La Frise dont fait partie la scène de Jonas

 

 

L’auteure des photographies écrit : « Cette représentation fait partie d’une frise dite "symbolique" située du côté nord du massif occidental, datée de 1300-1310.

D’après nos historiens, elle représente les "préfigurations de la Résurrection et les évocations symboliques du Christ" selon la théologie du Moyen Age. On y trouve entre autres le lion soufflant sur ses petits, une chasse à la licorne, Moïse et le serpent d’airain, le pélican, le phénix, le sacrifice d’Isaac, l’aigle et ses petits face au soleil, et plusieurs scènes de chasse. »

 

 

 

 

 

 

 

 

 

 

 

 

 

 

 

 

 

 

       

Françoise de conclure :

 « Je suis retournée au texte biblique, en utilisant la  "Nouvelle traduction de la Bible" de chez Bayard. L’introduction au Livre de Jonas est de Marc-Alain Ouaknin. Il mentionne qu’en hébreu YONAH signifie "colombe" et, par "intertextualité", renvoie à la Genèse :  Jonas le prophète est aussi la colombe de la paix de Noé.

 

 

 

          

         “Pour annoncer la paix, la fin du déluge et des violences, il faut être Yonah, à la fois prophète et colombe, c’est-à-dire accepter les métamorphoses et les changements”

Voilà un beau programme pour ce début d’automne… »

 

Dans le nom Jonas, le J indique l’homme tourné vers le passé, au contraire de Ionas, enraciné dans le présent. Ce prophète est encore appelé Yônah : l’androgyne (Y) ayant retrouvé sa totalité d’être (O) par le Principe (^) déploie (N) la manifestation (A) de l’esprit (H), décrypte la Langue alchimique des Oiseaux. (Voir : link)

 

          Philippe Laurent, de Nice, nous dit : 

« Le jour du grand pardon (Yom Quippour), le texte de Jonas est lu à la synagogue et par tous les juifs pieux, en fait, c'est bien du PARDON dont il est question, le pardon de Dieu pour les humains, le pardon des humains pour leurs frères, pour Dieu, pour la terre etc.... La situation de la planète Terre peut changer  si le véritable PARDON prend "corps en nos cœurs" …
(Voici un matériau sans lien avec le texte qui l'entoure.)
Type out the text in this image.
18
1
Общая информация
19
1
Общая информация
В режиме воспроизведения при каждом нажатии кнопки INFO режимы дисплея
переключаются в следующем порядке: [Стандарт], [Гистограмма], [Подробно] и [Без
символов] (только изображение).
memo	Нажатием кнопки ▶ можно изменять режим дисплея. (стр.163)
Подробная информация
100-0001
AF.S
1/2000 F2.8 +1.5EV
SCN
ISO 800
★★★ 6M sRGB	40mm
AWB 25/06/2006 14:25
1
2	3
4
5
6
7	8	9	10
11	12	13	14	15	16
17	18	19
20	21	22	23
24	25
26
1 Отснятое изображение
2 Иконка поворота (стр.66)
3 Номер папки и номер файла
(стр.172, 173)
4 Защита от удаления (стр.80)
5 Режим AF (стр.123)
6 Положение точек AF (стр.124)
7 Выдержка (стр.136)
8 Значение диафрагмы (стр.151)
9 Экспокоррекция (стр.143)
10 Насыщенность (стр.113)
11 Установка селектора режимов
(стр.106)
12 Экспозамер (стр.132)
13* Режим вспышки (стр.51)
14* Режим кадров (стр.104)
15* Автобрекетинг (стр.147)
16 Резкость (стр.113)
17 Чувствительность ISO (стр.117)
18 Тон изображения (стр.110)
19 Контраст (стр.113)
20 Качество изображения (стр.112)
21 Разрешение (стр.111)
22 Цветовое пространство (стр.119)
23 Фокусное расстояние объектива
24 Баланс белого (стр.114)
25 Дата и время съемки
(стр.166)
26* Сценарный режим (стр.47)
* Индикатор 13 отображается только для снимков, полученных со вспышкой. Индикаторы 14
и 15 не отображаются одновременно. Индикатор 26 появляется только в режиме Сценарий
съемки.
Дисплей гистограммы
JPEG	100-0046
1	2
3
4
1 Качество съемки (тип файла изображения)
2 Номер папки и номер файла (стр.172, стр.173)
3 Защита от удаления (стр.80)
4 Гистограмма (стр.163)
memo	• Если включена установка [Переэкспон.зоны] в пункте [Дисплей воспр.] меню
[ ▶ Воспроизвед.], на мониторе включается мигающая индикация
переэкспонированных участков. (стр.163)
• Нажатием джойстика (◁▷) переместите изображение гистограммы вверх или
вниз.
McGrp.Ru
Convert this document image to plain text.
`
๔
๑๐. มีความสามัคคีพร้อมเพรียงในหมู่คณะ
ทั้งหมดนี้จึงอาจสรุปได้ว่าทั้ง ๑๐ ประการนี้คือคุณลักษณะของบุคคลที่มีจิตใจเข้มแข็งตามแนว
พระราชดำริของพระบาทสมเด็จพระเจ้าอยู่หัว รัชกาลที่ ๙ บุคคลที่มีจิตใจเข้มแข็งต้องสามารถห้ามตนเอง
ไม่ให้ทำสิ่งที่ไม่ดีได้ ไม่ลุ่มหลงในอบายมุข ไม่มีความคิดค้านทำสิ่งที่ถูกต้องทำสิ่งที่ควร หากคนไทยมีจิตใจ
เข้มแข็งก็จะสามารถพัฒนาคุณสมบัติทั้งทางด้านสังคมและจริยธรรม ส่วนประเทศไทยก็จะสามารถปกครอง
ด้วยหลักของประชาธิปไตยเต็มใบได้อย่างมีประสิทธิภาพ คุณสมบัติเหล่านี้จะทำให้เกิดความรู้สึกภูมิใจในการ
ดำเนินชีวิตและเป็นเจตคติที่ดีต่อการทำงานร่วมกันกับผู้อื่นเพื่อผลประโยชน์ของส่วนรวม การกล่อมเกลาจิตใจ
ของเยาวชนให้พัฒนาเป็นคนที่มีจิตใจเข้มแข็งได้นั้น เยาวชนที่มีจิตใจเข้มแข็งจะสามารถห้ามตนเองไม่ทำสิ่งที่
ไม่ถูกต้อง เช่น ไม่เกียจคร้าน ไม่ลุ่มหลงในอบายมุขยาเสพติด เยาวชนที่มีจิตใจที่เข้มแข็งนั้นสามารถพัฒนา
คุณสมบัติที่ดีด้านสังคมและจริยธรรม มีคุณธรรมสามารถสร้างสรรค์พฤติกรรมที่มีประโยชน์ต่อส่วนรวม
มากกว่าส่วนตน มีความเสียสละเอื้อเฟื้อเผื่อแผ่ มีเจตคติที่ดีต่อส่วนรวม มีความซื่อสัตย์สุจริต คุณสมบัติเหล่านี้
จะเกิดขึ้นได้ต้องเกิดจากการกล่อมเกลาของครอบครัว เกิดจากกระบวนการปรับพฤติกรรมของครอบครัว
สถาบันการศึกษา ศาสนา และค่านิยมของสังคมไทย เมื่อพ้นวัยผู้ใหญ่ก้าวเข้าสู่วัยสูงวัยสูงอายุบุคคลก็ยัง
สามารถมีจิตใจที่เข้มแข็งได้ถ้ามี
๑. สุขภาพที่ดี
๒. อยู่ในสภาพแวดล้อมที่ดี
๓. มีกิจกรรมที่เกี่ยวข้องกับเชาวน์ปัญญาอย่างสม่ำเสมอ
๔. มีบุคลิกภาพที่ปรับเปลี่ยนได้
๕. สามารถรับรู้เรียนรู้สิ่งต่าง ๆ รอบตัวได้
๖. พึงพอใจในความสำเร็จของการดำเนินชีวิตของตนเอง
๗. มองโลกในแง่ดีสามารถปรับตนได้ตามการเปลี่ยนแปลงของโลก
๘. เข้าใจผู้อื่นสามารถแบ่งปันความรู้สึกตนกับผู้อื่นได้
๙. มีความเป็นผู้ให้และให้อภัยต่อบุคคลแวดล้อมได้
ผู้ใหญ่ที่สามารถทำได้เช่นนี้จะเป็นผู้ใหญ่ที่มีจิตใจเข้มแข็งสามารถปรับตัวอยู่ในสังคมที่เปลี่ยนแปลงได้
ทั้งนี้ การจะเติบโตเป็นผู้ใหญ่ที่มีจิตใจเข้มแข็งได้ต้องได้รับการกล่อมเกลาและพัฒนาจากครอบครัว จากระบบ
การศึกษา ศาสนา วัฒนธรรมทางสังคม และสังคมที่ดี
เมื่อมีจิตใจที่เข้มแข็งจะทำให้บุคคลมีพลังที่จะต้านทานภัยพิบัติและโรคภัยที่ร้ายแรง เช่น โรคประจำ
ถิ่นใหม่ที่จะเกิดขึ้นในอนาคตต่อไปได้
J'ai l'intuition que cette affaire nous relie  à quelque chose de VASTE, d'URGENT et de FONDAMENTAL !...et que de multiples "Yonah" vont se découvrir ici et là en authentiques porteurs du NOM !... »

 

      « Bien sûr, vous l’avez compris, Jonas, c´est chacun de nous, et Ninive, la multitude innombrable des humains de la terre... »

 

      En fin de « conte », Yônah typifie alors l’Homme Parfait, Célestiel, un et multiple… dont on ne peut rien dire avec les mots des langues terrestres.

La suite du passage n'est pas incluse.